It seems the swing towards High-Definition TV formats is happening only slightly less gracefully than a Mack truck doing pirouettes. Channel providers expect customers to invest in building up their network by purchasing HD converters. Apparently they’ve never heard the old saying that we just made up, “Give a man a free door but make him pay you to unlock it.”
Steve recently converted to HDTV and canceled his Dish Network subscription, helped by their incompetent telesales staff. His letter to us, after the jump, contains a good nougat for consumers looking to switch to HDTV. If your service provider asks you to spend a lot of money to switch to HDTV, do some comparison shopping. You likely will find another company willing to lease you the equipment with no upfront costs, installation fees, or Chinese water torture…
- “I was a customer of Dish for over 8 years, and recently upgraded to a HDTV. I have owned their highest priced channel package, as well as a few movie packages, and have had a DVR of theirs (multiple ones) since they started offering them. The 480i feed for the regular service looked horrible on my new DLP unit, so I called looking to upgrade to the HD DVR. I was very excited to start watching crystal clear content, and was expecting some sort of fee to start leasing the new equipment. They told me that because I was a already a customer, they would not lease me the unit (?!!) but that I could buy it for $800 (which does not include the over-the-air antenna to receive local HD content or any installation fees) if I could find it at one of their retailers (they said they don’t sell units themselves).
At that point, I called my local cable company, who told me that they would lease me an HD DVR unit for no down payment and no installation fee, which included local HD content with no extra equipment. So I called Dish back to cancel my service, was put on hold for a while, and then was told that since I was a (I forget the exact term they used, but it was something like… ) “power user” because I had been with them for over 8 years, that they would be willing to let me buy the $800 HD DRV that they had just told me five minutes before that they wouldn’t lease or sell to me, for a mere $250 but that I had to act right then because the offer was only good for that phone call (the
first rep I talked to also said that they were going to discontinue that particular model in a few months, and that I could check back when the new model came out to see if they would be willing to lease me the new unit at that time). I wasn’t really interested in buying a soon-to-be outdated model for that price, and I have had 4 Dish DVRs
die on me in the past that I’ve had to replace, and the ones that I “own” always cost more to replace – the one perk of leasing is that they are obligated to replace the unit when it breaks – so I told them I wasn’t interested and cancelled anyway.

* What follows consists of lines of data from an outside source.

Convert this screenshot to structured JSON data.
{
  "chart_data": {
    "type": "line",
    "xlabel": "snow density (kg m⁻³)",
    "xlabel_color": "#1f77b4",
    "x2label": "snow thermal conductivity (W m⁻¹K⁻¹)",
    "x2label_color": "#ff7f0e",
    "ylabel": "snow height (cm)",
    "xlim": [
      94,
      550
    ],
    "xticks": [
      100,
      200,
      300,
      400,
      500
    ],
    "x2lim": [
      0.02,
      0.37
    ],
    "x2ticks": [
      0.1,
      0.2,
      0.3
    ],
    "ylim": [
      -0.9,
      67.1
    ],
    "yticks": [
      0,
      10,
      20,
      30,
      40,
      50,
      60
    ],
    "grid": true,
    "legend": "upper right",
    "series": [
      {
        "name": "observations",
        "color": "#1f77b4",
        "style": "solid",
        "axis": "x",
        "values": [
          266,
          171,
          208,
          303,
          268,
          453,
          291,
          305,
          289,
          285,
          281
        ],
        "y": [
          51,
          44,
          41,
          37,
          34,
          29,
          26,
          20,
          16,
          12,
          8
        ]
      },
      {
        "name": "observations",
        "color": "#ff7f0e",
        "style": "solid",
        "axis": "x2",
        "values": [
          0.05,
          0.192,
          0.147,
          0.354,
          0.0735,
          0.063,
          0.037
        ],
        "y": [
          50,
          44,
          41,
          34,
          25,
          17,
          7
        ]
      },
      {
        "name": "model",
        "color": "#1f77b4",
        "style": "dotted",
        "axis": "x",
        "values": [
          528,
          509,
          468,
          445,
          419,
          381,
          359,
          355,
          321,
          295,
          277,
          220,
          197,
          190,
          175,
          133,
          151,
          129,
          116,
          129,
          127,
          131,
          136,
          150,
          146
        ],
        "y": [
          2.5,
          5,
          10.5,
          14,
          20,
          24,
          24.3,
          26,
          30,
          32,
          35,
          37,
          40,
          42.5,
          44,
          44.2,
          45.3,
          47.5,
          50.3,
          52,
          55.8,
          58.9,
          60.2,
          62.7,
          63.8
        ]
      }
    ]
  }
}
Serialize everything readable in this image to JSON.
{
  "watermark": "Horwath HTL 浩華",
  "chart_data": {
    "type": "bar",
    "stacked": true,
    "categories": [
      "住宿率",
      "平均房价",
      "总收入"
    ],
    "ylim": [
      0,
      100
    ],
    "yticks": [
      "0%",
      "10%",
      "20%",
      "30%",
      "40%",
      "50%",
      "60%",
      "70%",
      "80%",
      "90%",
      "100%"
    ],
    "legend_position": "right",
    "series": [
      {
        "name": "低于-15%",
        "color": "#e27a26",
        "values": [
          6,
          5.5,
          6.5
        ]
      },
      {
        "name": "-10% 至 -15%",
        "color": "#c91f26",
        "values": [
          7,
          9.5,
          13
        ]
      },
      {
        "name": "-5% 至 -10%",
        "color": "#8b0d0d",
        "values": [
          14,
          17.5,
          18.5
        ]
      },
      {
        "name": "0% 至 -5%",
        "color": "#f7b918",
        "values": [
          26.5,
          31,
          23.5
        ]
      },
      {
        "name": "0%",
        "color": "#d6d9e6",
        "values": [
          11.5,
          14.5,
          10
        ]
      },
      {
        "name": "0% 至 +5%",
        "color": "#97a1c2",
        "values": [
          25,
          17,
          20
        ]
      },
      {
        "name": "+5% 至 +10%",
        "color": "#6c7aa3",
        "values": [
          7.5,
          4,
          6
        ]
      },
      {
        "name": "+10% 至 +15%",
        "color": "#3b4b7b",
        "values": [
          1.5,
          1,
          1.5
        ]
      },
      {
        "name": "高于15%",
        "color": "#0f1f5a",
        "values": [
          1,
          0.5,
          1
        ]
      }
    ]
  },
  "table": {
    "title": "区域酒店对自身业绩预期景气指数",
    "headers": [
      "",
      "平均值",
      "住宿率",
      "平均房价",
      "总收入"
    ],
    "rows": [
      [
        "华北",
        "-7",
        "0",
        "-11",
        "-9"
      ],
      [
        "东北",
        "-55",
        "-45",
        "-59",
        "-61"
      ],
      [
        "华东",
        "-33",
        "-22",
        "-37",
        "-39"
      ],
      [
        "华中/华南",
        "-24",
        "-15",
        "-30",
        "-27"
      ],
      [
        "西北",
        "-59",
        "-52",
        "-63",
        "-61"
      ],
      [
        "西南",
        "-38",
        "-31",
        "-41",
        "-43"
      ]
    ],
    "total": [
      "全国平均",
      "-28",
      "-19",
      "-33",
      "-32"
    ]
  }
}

I was a loyal customer, but telling your customers that “since you already use us, we will not give you the same treatment as we do new customers” is just stupid and serves to drive off your loyal customers.
Every time some rep says something like that to me, all I hear is “we don’t want your money anymore, please see our numerous competitors who do. thank you, and don’t come again.”
Sounds like Steve got stuck with a very green Dish sales rep. Dish’s loss for poor training.